One of our aims in this exhibition is to reveal new aspects of Indian textiles and fashion. It may come as a surprise to many that India has a dynamic fashion industry which maintains a continuity to India’s textile traditions. An exciting feature of The Fabric of India will be a showcase of some of the most imaginative and innovative work by contemporary fashion designers. Names such as Abraham and Thakore, Aneeth Arora, Rahul Mishra and Kallol Dutta are amongst these. Their work is distinguished by their appreciation and understanding of their heritage as well as their responsiveness to international trends.
Rajesh Pratap Singh’s stylish women’s jacket is a symbol of this and will be one of many remarkable objects on display. It combines local traditions with global aesthetics and merges hand-making skills with technology. It also touches on one of the key relationships in the production of contemporary fashion, that of the rural artisan and the urban designer, something that will be the subject of future blogs.
The jacket is made from fabric that has the visual effect of a technique known as ajrakh, which is specific to artisan communities in western India and Pakistan.
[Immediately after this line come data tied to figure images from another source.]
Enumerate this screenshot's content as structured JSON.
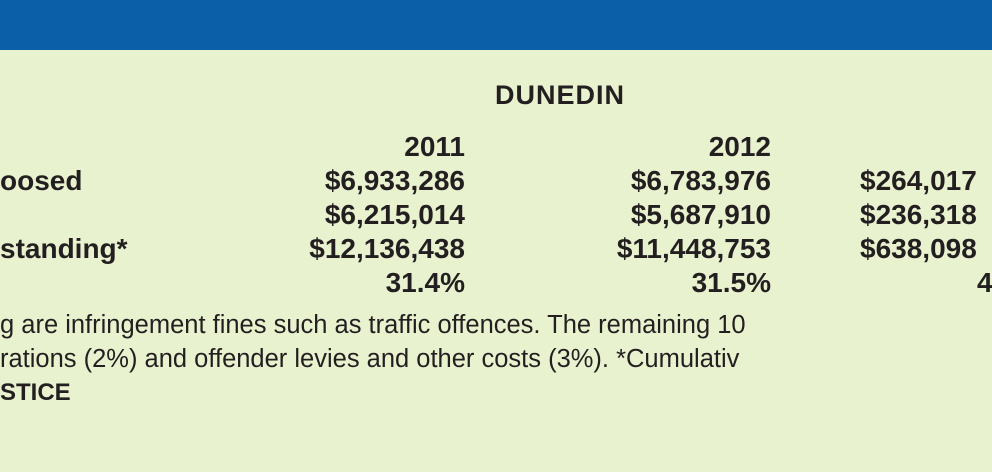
{
  "table": {
    "heading": "DUNEDIN",
    "years": [
      "2011",
      "2012"
    ],
    "rows": [
      {
        "label": "oosed",
        "y2011": "$6,933,286",
        "y2012": "$6,783,976",
        "col3": "$264,017"
      },
      {
        "label": "",
        "y2011": "$6,215,014",
        "y2012": "$5,687,910",
        "col3": "$236,318"
      },
      {
        "label": "standing*",
        "y2011": "$12,136,438",
        "y2012": "$11,448,753",
        "col3": "$638,098"
      },
      {
        "label": "",
        "y2011": "31.4%",
        "y2012": "31.5%",
        "col3": "4"
      }
    ]
  },
  "notes": {
    "line1": "g are infringement fines such as traffic offences. The remaining 10",
    "line2": "rations (2%) and offender levies and other costs (3%). *Cumulativ",
    "source": "STICE"
  },
  "colors": {
    "band": "#0b5ea8",
    "background": "#e9f2cf",
    "text": "#231f20"
  }
}
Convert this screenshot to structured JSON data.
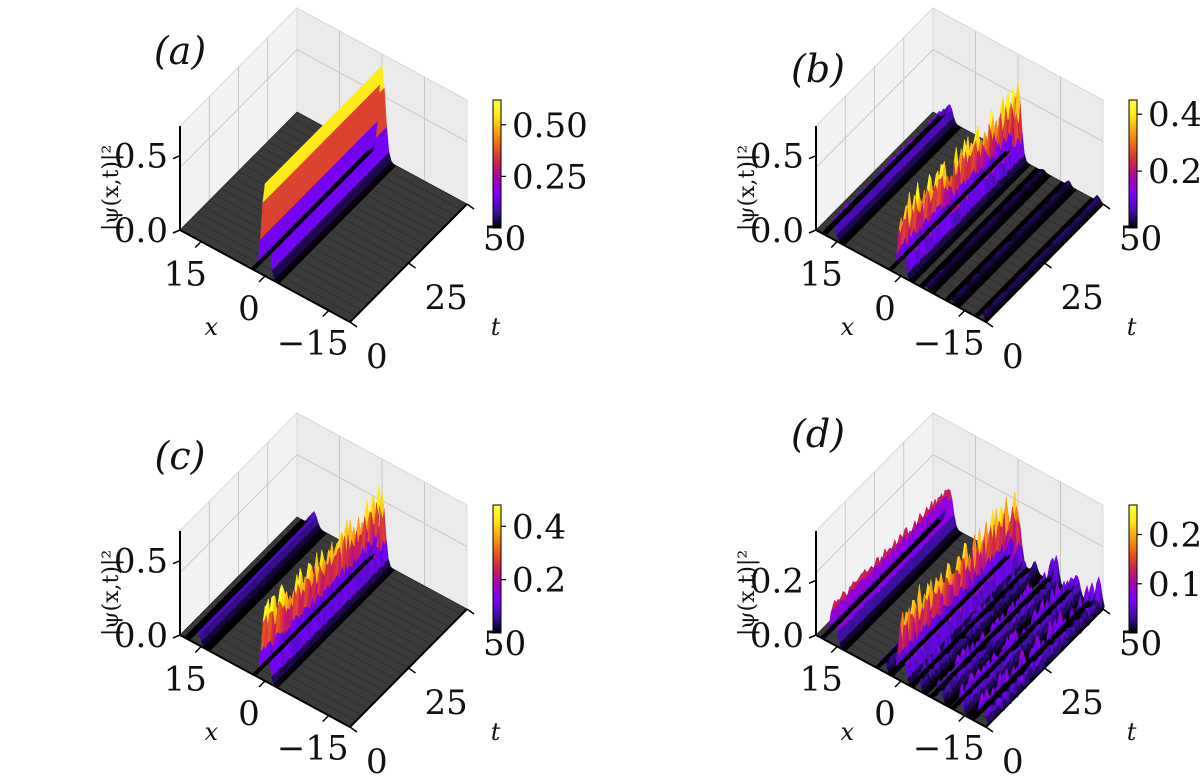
{
  "chart_data": [
    {
      "panel": "(a)",
      "type": "surface3d",
      "xlabel": "x",
      "tlabel": "t",
      "zlabel": "|ψ(x,t)|²",
      "x_ticks": [
        "15",
        "0",
        "−15"
      ],
      "t_ticks": [
        "0",
        "25",
        "50"
      ],
      "z_ticks": [
        "0.0",
        "0.5"
      ],
      "colorbar_ticks": [
        "0.50",
        "0.25"
      ],
      "colorbar_values": [
        0.5,
        0.25
      ],
      "colorbar_max": 0.62,
      "xlim": [
        -20,
        20
      ],
      "tlim": [
        0,
        50
      ],
      "zlim": [
        0,
        0.7
      ],
      "peaks": [
        {
          "x": 0,
          "amp": 0.62,
          "width": 1.1,
          "osc": 0.0
        }
      ]
    },
    {
      "panel": "(b)",
      "type": "surface3d",
      "xlabel": "x",
      "tlabel": "t",
      "zlabel": "|ψ(x,t)|²",
      "x_ticks": [
        "15",
        "0",
        "−15"
      ],
      "t_ticks": [
        "0",
        "25",
        "50"
      ],
      "z_ticks": [
        "0.0",
        "0.5"
      ],
      "colorbar_ticks": [
        "0.4",
        "0.2"
      ],
      "colorbar_values": [
        0.4,
        0.2
      ],
      "colorbar_max": 0.45,
      "xlim": [
        -20,
        20
      ],
      "tlim": [
        0,
        50
      ],
      "zlim": [
        0,
        0.7
      ],
      "peaks": [
        {
          "x": 0,
          "amp": 0.4,
          "width": 1.0,
          "osc": 0.12
        },
        {
          "x": 16,
          "amp": 0.13,
          "width": 0.9,
          "osc": 0.02
        },
        {
          "x": -6,
          "amp": 0.03,
          "width": 0.6,
          "osc": 0.015
        },
        {
          "x": -12,
          "amp": 0.03,
          "width": 0.6,
          "osc": 0.015
        },
        {
          "x": -19,
          "amp": 0.04,
          "width": 0.6,
          "osc": 0.02
        }
      ]
    },
    {
      "panel": "(c)",
      "type": "surface3d",
      "xlabel": "x",
      "tlabel": "t",
      "zlabel": "|ψ(x,t)|²",
      "x_ticks": [
        "15",
        "0",
        "−15"
      ],
      "t_ticks": [
        "0",
        "25",
        "50"
      ],
      "z_ticks": [
        "0.0",
        "0.5"
      ],
      "colorbar_ticks": [
        "0.4",
        "0.2"
      ],
      "colorbar_values": [
        0.4,
        0.2
      ],
      "colorbar_max": 0.48,
      "xlim": [
        -20,
        20
      ],
      "tlim": [
        0,
        50
      ],
      "zlim": [
        0,
        0.7
      ],
      "peaks": [
        {
          "x": 0,
          "amp": 0.44,
          "width": 1.0,
          "osc": 0.1
        },
        {
          "x": 16,
          "amp": 0.09,
          "width": 1.0,
          "osc": 0.01
        }
      ]
    },
    {
      "panel": "(d)",
      "type": "surface3d",
      "xlabel": "x",
      "tlabel": "t",
      "zlabel": "|ψ(x,t)|²",
      "x_ticks": [
        "15",
        "0",
        "−15"
      ],
      "t_ticks": [
        "0",
        "25",
        "50"
      ],
      "z_ticks": [
        "0.0",
        "0.2"
      ],
      "colorbar_ticks": [
        "0.2",
        "0.1"
      ],
      "colorbar_values": [
        0.2,
        0.1
      ],
      "colorbar_max": 0.26,
      "xlim": [
        -20,
        20
      ],
      "tlim": [
        0,
        50
      ],
      "zlim": [
        0,
        0.38
      ],
      "peaks": [
        {
          "x": 0,
          "amp": 0.22,
          "width": 1.0,
          "osc": 0.07
        },
        {
          "x": 16,
          "amp": 0.14,
          "width": 1.0,
          "osc": 0.02
        },
        {
          "x": 4,
          "amp": 0.04,
          "width": 0.7,
          "osc": 0.03
        },
        {
          "x": -4,
          "amp": 0.05,
          "width": 0.7,
          "osc": 0.04
        },
        {
          "x": -9,
          "amp": 0.06,
          "width": 0.8,
          "osc": 0.05
        },
        {
          "x": -14,
          "amp": 0.07,
          "width": 0.8,
          "osc": 0.05
        },
        {
          "x": -19,
          "amp": 0.07,
          "width": 0.9,
          "osc": 0.06
        }
      ]
    }
  ],
  "colors": {
    "colormap": [
      "#000000",
      "#3b0fa0",
      "#7b00ff",
      "#a000c0",
      "#cc2050",
      "#e85a1a",
      "#f8a012",
      "#ffe812",
      "#ffff40"
    ],
    "floor": "#3a3a3a",
    "pane": "#f2f2f2"
  }
}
Wax resists and mordants for blue and red dye are applied with carved wooden blocks to create a repeat pattern. An example of a historic piece is shown here.
On first glance at the jacket, the fabric appears to have a repeat floral design. However, take a closer look and you can see that subtly integrated into the floral repeats are depictions of the human skull. The use of skull imagery on clothing in the west is a familiar sight. It has its origins in rock music sub-culture which was incorporated into high-fashion through the designer Alexander McQueen and then diffused into high-street culture. In India the skull is found in images of Hindu gods and keeps it deathly associations.
Rajesh Pratap Singh is one of India’s most important contemporary designers and is known for his adaptation of traditional techniques into contemporary forms. Excited by ajrakh printing, he tried to recreate a traditional design, with the addition of the skull image. The process of ajrakh is long and time consuming and takes up to 30 steps to complete. A key part of this is the carving of the wooden blocks that print the pattern onto the fabric. In this instance the designer searched for a block-maker who was willing to carve the skull image, but many of the Muslim block-makers refused to do so because of their prohibition against creating representational figures as well as the skull’s associations with death. Therefore to realise his imagined article, Pratap Singh transferred to digital printing, a technical process that has enabled the cross fertilisation of design and culture. Through this fusion of tradition and technology, the jacket is a symbol of the times.
Rajesh has experimented with this design and technique and on a visit to his studio in November 2010 I was treated to a tour of his workshops and to a visual feast of his creativity. It was from a group of jackets all incorporating the skull imagery, that this particular jacket was selected for the V&A collection.